In Architectural Walls Systems v. Towers, No. 13-1653 (Iowa App. July 16, 2014), the Court of Appeals addressed an issue that arises with some frequency before the commissioner - whether deep vein thrombosis can be an industrial injury for workers' compensation purposes.  In doing so, the court affirmed a finding that claimant had a 60% industrial disability.

Claimant fractured his right ankle while working for the employer.  He had surgery, but six weeks after the surgery, he began having swelling in his right leg.  He was diagnosed with deep vein thrombosis and surgery was performed to remove a blood clot and insert a filter to prevent clots from moving to claimant's heart or lungs.  Thereafter, claimant was directed to take anticoagulants twice daily. Later testing revealed no active DVT in claimant's right leg.  Defendants' doctors (Troll and Mooney) provided claimant with a rating to the leg.  Dr. Kuhnlein found that the DVT was related to the ankle injury and provided a 5% BAW rating.  He also found that DVT would normally be considered systemic, but in this case it was restricted to the lower extremity because it was the result of a localized trauma.

The deputy found a scheduled injury.  On appeal to the commissioner, the finding was made that the DVT constituted an industrial disability.  Relying on agency precedent, the commissioner found that DVT was a spillover systemic disease that inherently affected the body as a whole.  A 60% industrial disability finding was made.

On review, the court first noted that the medical evidence concluded that the DVT was confined to claimant's right lower extremity.  The court accepted that all the medical evidence supported this conclusion, but noted that this did not resolve the case.  The court concluded that the commissioner did not totally reject the medical opinions in the case.  The court noted that the term "lower extremity" was not synonymous with the statutory word "leg."  In claimant's case, the filter placed by the doctors was outside of claimant's leg, and the presence of this device required the placement of permanent restrictions.   The court concluded that "the commissioner was entitled to find the ongoing placement of the filter is evidence of an ongoing disability outside of the leg, yet within the lower extremity as used in the medical opinions."  Citing Mortimer v. Fruehauf Corp., 502 N.W.2d 12, 17 (Iowa 1993), the court concluded that when there is an injury to a scheduled member as well as parts of the body that are not scheduled members, the entire injury is compensated as an unscheduled injury.  The court concluded that substantial evidence supported the commissioner's determination and further found the application of the law to the facts was rational.
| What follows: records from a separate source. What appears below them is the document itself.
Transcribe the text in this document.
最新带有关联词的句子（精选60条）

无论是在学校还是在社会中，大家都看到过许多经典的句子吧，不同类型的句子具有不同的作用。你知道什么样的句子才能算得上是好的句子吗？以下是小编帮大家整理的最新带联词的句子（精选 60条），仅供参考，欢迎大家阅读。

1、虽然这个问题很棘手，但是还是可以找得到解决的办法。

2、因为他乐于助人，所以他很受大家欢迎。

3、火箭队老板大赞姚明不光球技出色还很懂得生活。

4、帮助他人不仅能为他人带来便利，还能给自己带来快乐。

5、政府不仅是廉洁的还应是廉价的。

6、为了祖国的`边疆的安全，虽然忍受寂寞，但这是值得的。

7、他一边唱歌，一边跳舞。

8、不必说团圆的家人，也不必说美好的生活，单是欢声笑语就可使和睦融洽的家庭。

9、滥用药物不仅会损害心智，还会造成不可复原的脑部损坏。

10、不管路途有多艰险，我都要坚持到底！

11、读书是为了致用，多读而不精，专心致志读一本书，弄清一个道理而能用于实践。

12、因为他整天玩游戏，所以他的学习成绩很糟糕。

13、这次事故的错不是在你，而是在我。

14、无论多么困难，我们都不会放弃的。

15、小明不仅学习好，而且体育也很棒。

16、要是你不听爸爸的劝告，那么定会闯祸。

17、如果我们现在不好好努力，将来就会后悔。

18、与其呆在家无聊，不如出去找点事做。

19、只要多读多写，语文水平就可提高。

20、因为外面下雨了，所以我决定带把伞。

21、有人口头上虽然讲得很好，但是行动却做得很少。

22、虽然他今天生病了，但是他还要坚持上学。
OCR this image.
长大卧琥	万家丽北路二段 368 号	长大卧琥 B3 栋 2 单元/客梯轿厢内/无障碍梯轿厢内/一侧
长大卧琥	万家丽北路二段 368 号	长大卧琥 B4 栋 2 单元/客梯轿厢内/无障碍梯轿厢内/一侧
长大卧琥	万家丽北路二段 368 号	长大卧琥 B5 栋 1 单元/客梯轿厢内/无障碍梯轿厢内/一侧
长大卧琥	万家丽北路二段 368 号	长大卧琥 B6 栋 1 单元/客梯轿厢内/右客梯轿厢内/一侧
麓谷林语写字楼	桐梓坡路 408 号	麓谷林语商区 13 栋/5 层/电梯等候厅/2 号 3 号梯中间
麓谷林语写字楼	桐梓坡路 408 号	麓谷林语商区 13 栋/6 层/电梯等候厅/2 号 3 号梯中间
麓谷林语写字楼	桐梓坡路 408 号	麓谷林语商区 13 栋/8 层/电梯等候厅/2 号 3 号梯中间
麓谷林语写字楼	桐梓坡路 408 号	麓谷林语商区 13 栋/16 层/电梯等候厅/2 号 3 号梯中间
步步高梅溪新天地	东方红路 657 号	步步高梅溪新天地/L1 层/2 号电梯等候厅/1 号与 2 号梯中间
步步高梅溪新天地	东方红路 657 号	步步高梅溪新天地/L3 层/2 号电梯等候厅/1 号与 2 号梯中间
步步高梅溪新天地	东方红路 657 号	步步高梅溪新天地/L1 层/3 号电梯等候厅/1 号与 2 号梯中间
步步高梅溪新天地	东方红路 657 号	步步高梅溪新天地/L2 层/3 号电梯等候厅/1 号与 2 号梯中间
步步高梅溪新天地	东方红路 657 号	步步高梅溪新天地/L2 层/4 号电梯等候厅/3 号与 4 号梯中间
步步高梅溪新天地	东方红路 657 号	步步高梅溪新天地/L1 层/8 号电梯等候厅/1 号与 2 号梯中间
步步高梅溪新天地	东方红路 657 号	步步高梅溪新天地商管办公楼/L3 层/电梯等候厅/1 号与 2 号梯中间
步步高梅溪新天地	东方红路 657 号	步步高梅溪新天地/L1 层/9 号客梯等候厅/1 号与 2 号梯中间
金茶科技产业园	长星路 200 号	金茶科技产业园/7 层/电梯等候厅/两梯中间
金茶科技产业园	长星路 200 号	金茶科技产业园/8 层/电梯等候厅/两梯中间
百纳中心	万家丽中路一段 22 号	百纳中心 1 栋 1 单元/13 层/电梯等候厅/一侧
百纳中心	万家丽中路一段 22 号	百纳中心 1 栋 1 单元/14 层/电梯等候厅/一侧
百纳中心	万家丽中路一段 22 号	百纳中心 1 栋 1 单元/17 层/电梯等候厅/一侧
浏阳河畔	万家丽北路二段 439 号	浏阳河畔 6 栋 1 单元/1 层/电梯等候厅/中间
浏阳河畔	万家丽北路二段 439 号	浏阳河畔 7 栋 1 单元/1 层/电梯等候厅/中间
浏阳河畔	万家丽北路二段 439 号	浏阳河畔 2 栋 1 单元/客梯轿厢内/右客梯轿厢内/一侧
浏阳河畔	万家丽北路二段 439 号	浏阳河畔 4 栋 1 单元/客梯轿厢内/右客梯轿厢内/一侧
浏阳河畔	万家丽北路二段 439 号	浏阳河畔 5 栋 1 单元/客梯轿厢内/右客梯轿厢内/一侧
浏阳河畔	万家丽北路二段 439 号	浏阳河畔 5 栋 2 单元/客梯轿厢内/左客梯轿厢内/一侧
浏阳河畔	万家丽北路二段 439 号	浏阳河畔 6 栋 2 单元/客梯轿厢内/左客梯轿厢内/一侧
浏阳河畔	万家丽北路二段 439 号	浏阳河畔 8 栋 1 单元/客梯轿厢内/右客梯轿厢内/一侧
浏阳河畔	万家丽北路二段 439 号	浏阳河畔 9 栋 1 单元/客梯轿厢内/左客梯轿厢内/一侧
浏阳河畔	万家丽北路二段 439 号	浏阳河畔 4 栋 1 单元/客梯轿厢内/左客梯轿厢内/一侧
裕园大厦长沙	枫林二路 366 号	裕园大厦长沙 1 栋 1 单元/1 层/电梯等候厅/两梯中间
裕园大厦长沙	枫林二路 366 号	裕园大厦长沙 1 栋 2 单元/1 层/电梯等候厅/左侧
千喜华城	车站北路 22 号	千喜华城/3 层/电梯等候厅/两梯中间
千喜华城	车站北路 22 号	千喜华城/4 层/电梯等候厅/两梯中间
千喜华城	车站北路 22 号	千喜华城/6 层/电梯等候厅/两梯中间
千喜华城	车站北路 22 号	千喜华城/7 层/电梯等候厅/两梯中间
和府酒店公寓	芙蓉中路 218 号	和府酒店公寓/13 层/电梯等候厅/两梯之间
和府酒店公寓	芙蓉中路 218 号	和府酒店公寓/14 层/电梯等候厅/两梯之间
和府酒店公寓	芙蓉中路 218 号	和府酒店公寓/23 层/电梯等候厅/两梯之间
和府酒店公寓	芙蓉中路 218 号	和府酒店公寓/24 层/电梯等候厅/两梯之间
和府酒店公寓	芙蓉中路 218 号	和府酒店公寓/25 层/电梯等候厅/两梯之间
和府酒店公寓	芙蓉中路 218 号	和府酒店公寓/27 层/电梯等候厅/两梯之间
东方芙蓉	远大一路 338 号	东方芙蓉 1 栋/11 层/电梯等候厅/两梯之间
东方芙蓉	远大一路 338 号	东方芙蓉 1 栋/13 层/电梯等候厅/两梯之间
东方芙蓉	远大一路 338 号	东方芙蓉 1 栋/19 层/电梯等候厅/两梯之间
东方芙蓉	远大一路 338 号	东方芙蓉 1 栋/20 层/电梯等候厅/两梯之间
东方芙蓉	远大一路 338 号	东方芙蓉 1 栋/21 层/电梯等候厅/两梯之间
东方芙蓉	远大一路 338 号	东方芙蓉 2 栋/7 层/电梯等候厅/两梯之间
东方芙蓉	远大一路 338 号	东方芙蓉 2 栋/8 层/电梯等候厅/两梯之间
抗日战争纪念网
On the question of the 60% industrial award, the court concluded that this award was supported by substantial evidence.   Claimant presented records indicating that he was on a path to become a glazier and was prevented from doing so by the injury and was limited in his capacity to engage in manual labor, "the only work for which he is reasonably suited."  The court affirmed the 60% industrial award.

Given the significance of the finding that claimant could have a DVT and be considered to have an industrial injury, it would appear likely that a request for further review will be filed with the Supreme Court.  The Towers decision affirms earlier decisions of the agency finding that DVT can be treated as a body as a whole injury.  Given the facts of the case, however, it does not mean that every time DVT is found, it will be an industrial injury, and there generally must be something other than the simple finding of a DVT to treat the case industrially.  In this case, the implantation of the filter outside of the leg was sufficient to make the injury an industrial injury.

An Application for Further Review was filed with the Supreme Court and denied on September 11, 2014.